Heat from the seven GPHS modules are used to power a Stirling engine. One side of the Stirling engine is in contact with the GHPS modules and serves as the hot-sink with a temperature of 1200 °C. The other side end of the Stirling engine is exposed to the ambient environment on Venus and it is at a temperature of 500 °C. Using helium as a working fluid, the temperature difference drives a pressure difference between two chambers to produce a total mechanical power output of 480 W. To accommodate some level of uncertainty, 400 watts of mechanical power is assumed to be available for use. From the 400 W, 100 W of electrical power is generated to drive the rover and power the electronics, while 280 W of mechanical power is available to actively cool the electronics.

The rover’s electronics are enclosed within a 10 cm spherical vault that is surrounded by a 5 cm thick ceramic-based insulator. Of the total heat load on the electronics vault, 77 W comes from the high temperature environment on Venus and 10 W comes from heat being generated from electronics and sensors. Based on this heat load, the rounded up estimated heat rejection requirement is 100 W. To do that, a Stirling cooler is used to provide active cooling of the rover’s electronics vault. Using 240 W of mechanical power for active cooling, the Stirling cooler can keep the temperature within the electronics vault under 300 °C. This temperature is sufficiently cool for high temperature electronics to operate for long durations.

Figure 3: A rendering of Venus without its atmosphere.

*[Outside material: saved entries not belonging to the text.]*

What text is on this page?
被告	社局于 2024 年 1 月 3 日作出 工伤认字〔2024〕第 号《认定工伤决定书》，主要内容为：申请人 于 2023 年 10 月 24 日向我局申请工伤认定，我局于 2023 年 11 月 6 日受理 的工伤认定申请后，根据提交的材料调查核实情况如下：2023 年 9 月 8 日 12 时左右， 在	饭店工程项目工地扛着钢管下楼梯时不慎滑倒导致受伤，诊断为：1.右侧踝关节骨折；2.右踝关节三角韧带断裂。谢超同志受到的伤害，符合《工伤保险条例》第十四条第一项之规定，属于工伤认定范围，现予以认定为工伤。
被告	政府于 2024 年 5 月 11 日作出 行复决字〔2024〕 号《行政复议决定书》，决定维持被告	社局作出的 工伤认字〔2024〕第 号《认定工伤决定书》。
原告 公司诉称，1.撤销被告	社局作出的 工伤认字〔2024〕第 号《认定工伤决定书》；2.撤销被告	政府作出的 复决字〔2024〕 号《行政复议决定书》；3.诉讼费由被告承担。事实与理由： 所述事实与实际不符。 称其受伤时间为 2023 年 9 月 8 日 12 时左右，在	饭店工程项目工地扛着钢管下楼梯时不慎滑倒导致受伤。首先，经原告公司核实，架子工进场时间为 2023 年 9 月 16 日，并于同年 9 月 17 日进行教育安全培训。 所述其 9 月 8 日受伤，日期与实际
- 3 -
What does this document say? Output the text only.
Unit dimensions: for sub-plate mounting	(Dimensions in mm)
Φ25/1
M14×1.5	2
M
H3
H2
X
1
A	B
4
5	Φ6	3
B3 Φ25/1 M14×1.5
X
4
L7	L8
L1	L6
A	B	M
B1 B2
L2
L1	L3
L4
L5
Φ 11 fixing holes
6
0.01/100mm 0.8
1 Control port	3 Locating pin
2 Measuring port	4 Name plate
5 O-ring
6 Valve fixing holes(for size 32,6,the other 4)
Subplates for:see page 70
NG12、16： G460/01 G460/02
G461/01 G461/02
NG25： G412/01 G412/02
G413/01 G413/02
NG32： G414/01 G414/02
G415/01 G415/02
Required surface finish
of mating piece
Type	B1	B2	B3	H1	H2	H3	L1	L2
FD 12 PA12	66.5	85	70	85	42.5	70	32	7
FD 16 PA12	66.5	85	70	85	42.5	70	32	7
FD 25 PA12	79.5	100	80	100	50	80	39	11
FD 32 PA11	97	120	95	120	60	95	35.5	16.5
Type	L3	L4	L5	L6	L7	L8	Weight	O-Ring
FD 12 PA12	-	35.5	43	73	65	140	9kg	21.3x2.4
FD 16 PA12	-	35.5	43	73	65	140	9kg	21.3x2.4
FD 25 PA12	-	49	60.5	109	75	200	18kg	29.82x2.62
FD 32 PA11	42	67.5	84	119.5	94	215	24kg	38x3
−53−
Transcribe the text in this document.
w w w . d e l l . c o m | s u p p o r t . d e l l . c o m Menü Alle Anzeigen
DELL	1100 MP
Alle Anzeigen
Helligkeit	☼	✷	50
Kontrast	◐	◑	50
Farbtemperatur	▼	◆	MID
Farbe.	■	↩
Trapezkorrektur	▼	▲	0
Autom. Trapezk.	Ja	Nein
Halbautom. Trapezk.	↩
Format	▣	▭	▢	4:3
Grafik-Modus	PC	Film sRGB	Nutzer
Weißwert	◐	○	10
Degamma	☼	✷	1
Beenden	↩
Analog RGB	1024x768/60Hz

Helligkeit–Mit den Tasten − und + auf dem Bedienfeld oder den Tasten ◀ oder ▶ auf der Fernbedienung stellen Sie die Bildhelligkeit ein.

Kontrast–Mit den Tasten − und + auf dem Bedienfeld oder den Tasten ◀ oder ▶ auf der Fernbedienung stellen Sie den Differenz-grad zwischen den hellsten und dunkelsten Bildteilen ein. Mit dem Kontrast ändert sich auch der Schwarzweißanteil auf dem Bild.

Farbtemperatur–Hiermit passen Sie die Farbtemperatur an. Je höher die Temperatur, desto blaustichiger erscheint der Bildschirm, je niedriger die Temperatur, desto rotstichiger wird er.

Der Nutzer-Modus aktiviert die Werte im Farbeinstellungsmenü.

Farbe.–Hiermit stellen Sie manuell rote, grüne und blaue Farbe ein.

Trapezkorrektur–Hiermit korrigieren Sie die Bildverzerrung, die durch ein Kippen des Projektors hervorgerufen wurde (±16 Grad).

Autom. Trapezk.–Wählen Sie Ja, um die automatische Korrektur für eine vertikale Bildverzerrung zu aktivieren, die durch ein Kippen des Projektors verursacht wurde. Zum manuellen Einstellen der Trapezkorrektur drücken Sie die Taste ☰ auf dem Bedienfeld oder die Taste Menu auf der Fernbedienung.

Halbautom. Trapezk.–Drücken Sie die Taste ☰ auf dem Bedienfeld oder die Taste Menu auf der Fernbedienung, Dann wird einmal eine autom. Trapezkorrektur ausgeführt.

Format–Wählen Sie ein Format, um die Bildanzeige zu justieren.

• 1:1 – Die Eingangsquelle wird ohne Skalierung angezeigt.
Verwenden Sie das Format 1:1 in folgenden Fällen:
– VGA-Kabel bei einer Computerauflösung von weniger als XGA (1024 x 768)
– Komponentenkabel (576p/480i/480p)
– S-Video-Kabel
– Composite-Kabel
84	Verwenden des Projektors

“Understanding the atmosphere, climate, geology, and history of Venus could shed considerable light on our understanding of our own home planet. Yet the surface of Venus is the most hostile operating environment of any of the solid-surface planets in the solar system,” wrote Dr. Geoffrey Landis of NASA’s John Glenn Research Centre who was one of two researchers involved in the study. “Putting a long-lived rover on the surface of Venus could revolutionise our understanding of the planet, helping to answer such questions as why Venus ended up so different from Earth,” says Mark Bullock of the Southwest Research Institute in Boulder, Colorado. “Many scientists suspect Venus was much cooler in the past and was perhaps even covered with oceans of liquid water where conditions could have been friendly to life.”